Monday 11 December 2017

Sterling plunges after shock exit poll to level that will hammer Irish exporters

Donal O'Donovan

Donal O'Donovan

The pound tumbled in a dramatic echo of last year’s Brexit vote after an exit poll showing the UK faces a hung parliament.

The news throws massive doubts on the logistics and potential tone of Brexit talks – including who will represent the UK in the crucial negotiations with EU negotiator Michel Barnier.

Sterling dropped 1.6pc in minutes to $1.2752 in New York after a 10pm exit poll showed Theresa May’s Conservative Party is unlikely to win an overall majority, though it will still be the UK’s biggest party. Against the euro the pound fell to almost 88p, a level that will hammer Irish exporters into the UK if it is sustained in the weeks ahead. 

“A hung parliament is the worst outcome from a markets perspective as it creates another layer of uncertainty ahead of the Brexit negotiations and chips away at what is already a short timeline to secure a deal for Britain,” said Craig Erlam, London-based senior market analyst at OANDA Corp.

Earlier, the pound rose to a near a two-week high as Britons went to the polls on Thursday, with the markets increasingly convinced Prime Minister Theresa May will retain and possibly increase a parliamentary majority following the UK general election.

Following a period of nervous volatility sterling steadied after final pre-election opinion polls suggested Theresa May’s Conservative’s remained well ahead with voters, despite earlier polls suggesting Jeremy Corbyn’s Labour Party had closed the gap.

As polls closed investors were betting on continued Conservative government, seen by many in the markets as better for the pound than the alternatives of a hung parliament or new Labour regime headed by Jeremy Corbyn, the veteran activist who has moved the party to the left on tax and spending priorities as well as defence, since the era of Tony Blair and Gordon Brown.

The pound shot up seven weeks ago, in the immediate wake of Theresa May’s decision to call a snap election. Polls then pointed to a landslide win for her, which analysts said would strengthen her hand to negotiate a Brexit deal with the EU without being pressured by the Eurosceptic wing of her own party.

"Markets appear to be pricing in a Conservative Party majority victory," said Jasslyn Yeo, market strategist for JPMorgan Asset Management. If the Conservative Party ends up gaining a decisive majority of more than 50 seats, that would probably be seen as a positive outcome for sterling, Yeo said.

The pound slipped as that initial lead in the polls shrank in the face of a high energy Labour fightback, before recovering this week.

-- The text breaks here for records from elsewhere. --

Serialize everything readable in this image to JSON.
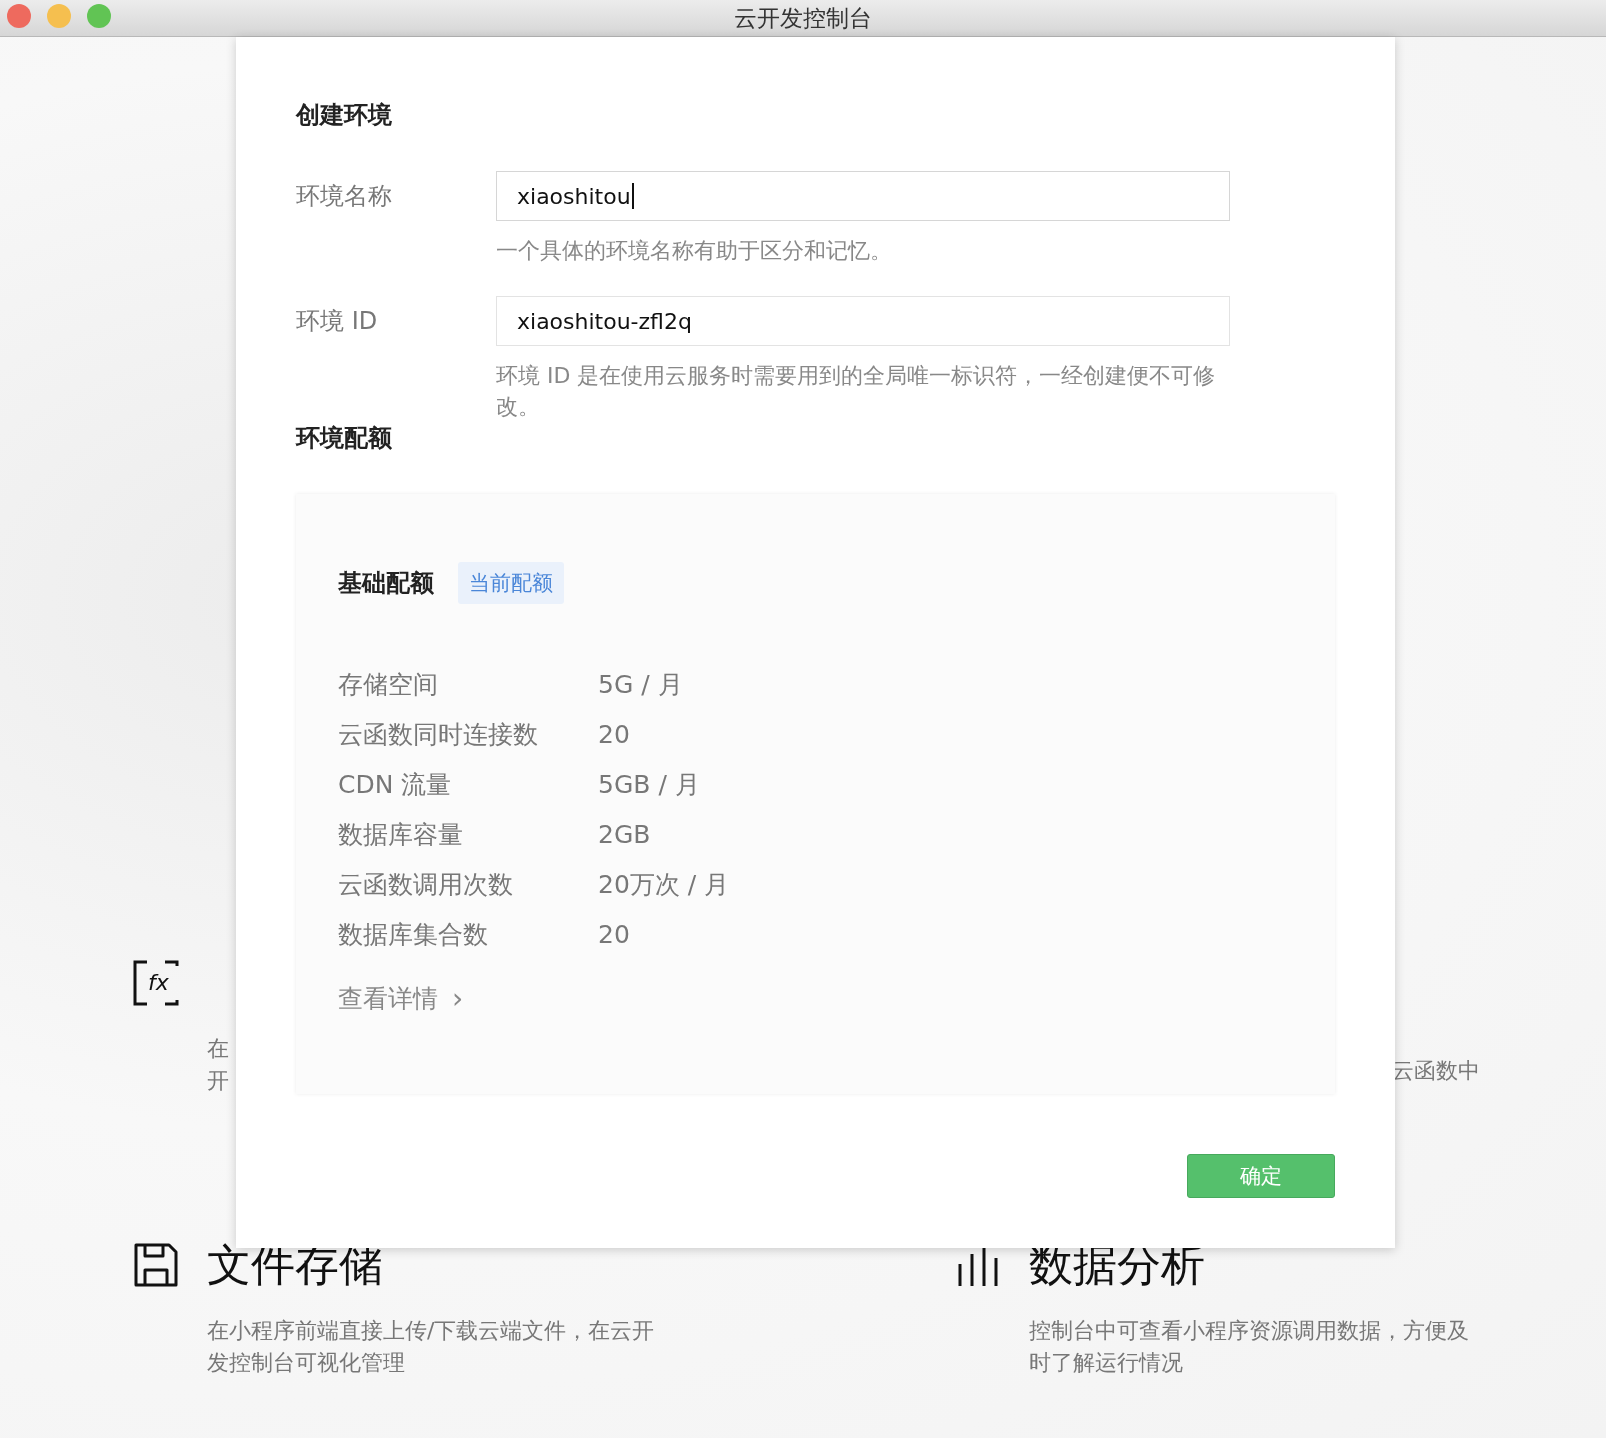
{
  "window": {
    "title": "云开发控制台"
  },
  "background": {
    "features": [
      {
        "kind": "function",
        "icon_text": "fx",
        "lines": [
          "在",
          "开"
        ]
      },
      {
        "kind": "note",
        "lines": [
          "云函数中"
        ]
      },
      {
        "kind": "storage",
        "title": "文件存储",
        "lines": [
          "在小程序前端直接上传/下载云端文件，在云开",
          "发控制台可视化管理"
        ]
      },
      {
        "kind": "analytics",
        "title": "数据分析",
        "lines": [
          "控制台中可查看小程序资源调用数据，方便及",
          "时了解运行情况"
        ]
      }
    ]
  },
  "dialog": {
    "title": "创建环境",
    "fields": [
      {
        "label": "环境名称",
        "value": "xiaoshitou",
        "focused": true,
        "hint": "一个具体的环境名称有助于区分和记忆。"
      },
      {
        "label": "环境 ID",
        "value": "xiaoshitou-zfl2q",
        "focused": false,
        "hint": "环境 ID 是在使用云服务时需要用到的全局唯一标识符，一经创建便不可修改。"
      }
    ],
    "quota_heading": "环境配额",
    "quota": {
      "title": "基础配额",
      "badge": "当前配额",
      "rows": [
        {
          "label": "存储空间",
          "value": "5G / 月"
        },
        {
          "label": "云函数同时连接数",
          "value": "20"
        },
        {
          "label": "CDN 流量",
          "value": "5GB / 月"
        },
        {
          "label": "数据库容量",
          "value": "2GB"
        },
        {
          "label": "云函数调用次数",
          "value": "20万次 / 月"
        },
        {
          "label": "数据库集合数",
          "value": "20"
        }
      ],
      "details_link": "查看详情",
      "details_arrow": "›"
    },
    "confirm_button": "确定"
  }
}
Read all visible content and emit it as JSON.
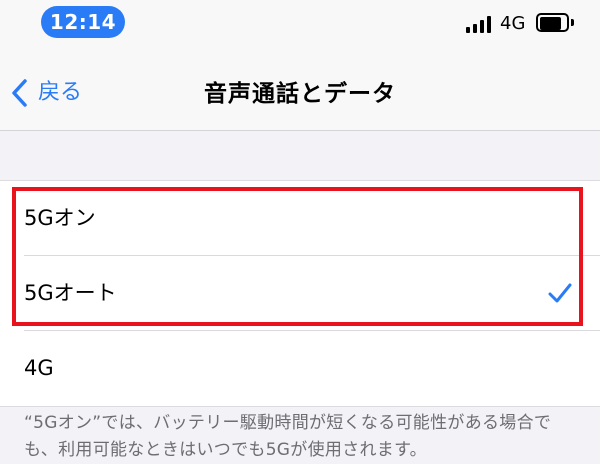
{
  "status_bar": {
    "time": "12:14",
    "network": "4G",
    "accent_color": "#2a7cf6"
  },
  "nav": {
    "back_label": "戻る",
    "title": "音声通話とデータ"
  },
  "options": [
    {
      "label": "5Gオン",
      "selected": false
    },
    {
      "label": "5Gオート",
      "selected": true
    },
    {
      "label": "4G",
      "selected": false
    }
  ],
  "footer_note": "“5Gオン”では、バッテリー駆動時間が短くなる可能性がある場合でも、利用可能なときはいつでも5Gが使用されます。",
  "colors": {
    "highlight": "#e8131c",
    "background": "#f2f2f7"
  }
}
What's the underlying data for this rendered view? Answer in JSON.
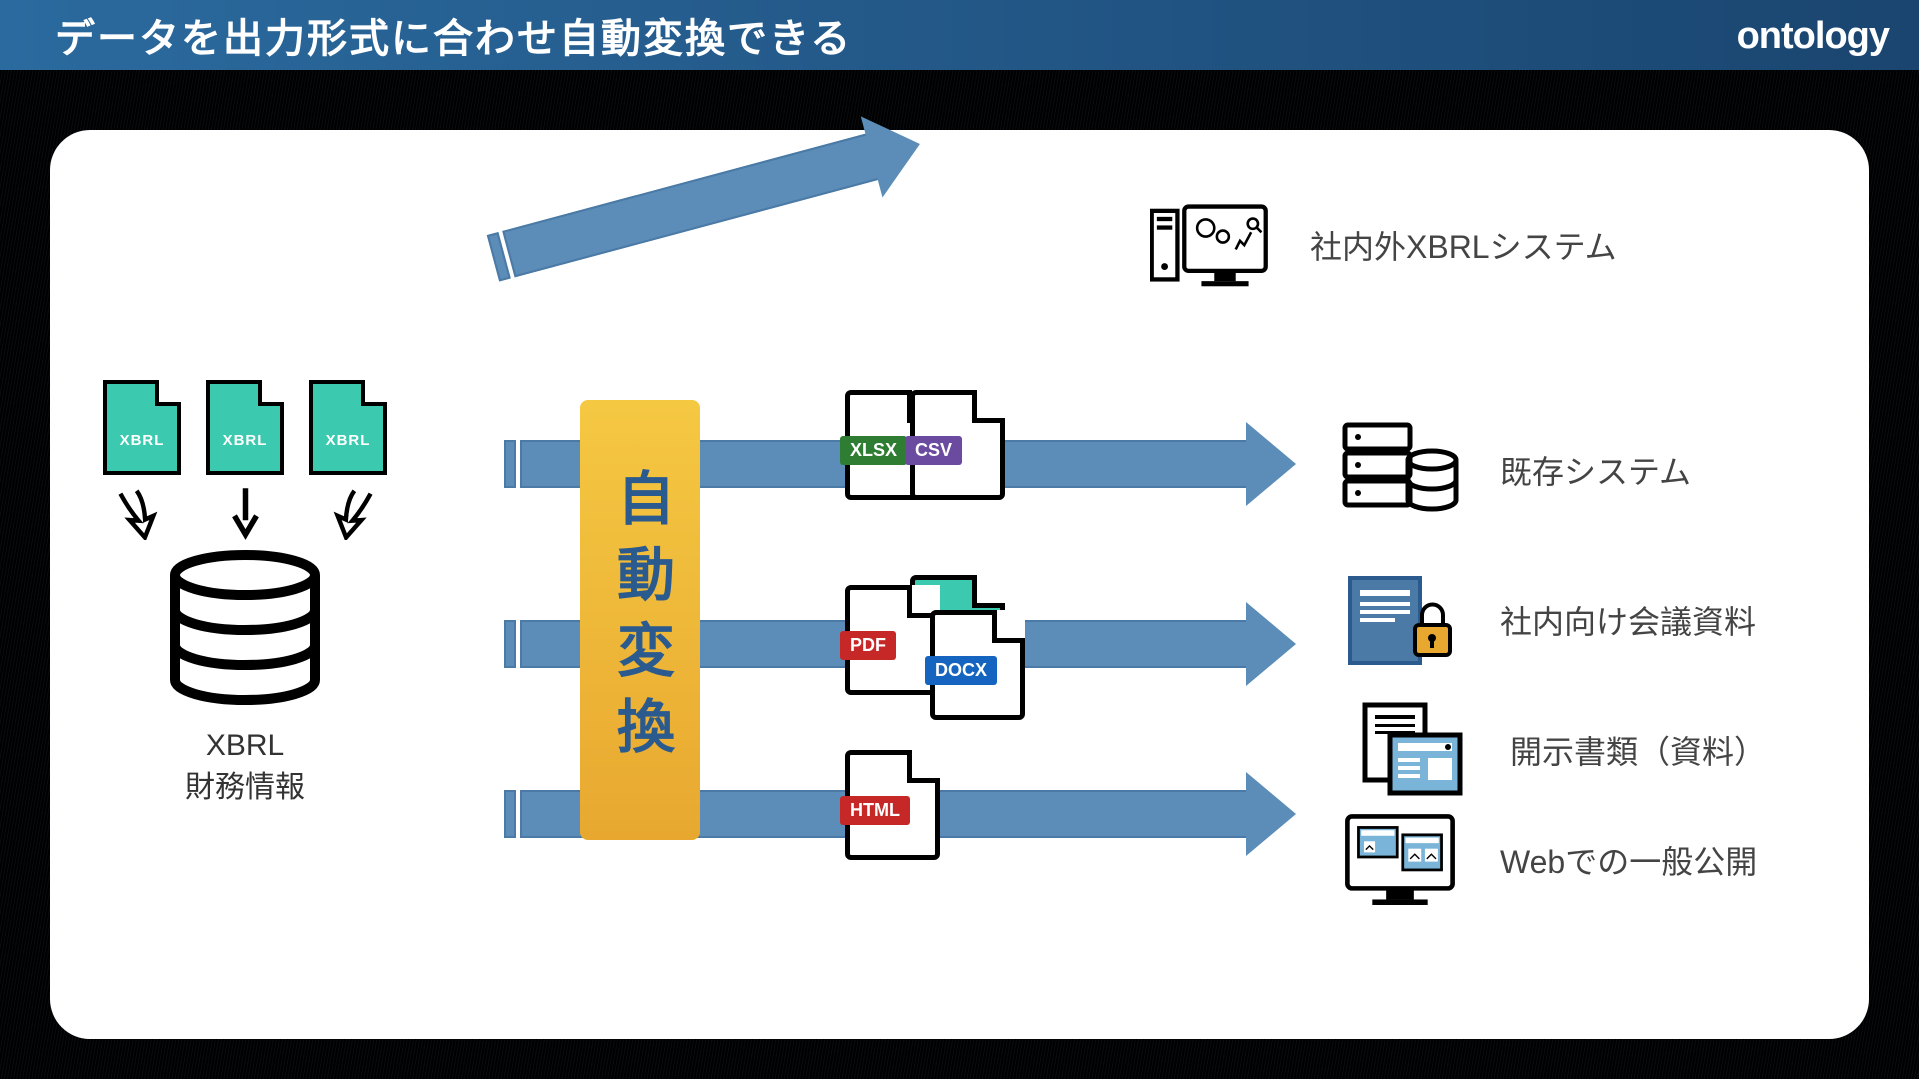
{
  "header": {
    "title": "データを出力形式に合わせ自動変換できる",
    "brand": "ontology"
  },
  "source": {
    "file_label": "XBRL",
    "caption_line1": "XBRL",
    "caption_line2": "財務情報"
  },
  "transform": {
    "label": "自動変換"
  },
  "file_formats": {
    "xlsx": "XLSX",
    "csv": "CSV",
    "pdf": "PDF",
    "xbrl": "XBRL",
    "docx": "DOCX",
    "html": "HTML"
  },
  "outputs": {
    "system_xbrl": "社内外XBRLシステム",
    "existing": "既存システム",
    "meeting": "社内向け会議資料",
    "disclosure": "開示書類（資料）",
    "web": "Webでの一般公開"
  }
}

Even so, low confidence in pollsters after last year’s unexpected Brexit vote and mixed signals this time around have left markets nervous. Global banks have beefed up staffing overnight to deal with any potential upsets. Measures of overnight volatility – based on bets already placed  in the market – suggest short term swings in the pound against the US dollar will be the most dramatic since the aftermath of the Brexit vote last June.

A clear win today for Theresa May will likely end short term volatility, and buoy wider financial markets. Any other results could trigger a more sustained period of volatility in the currency, share and bond markets.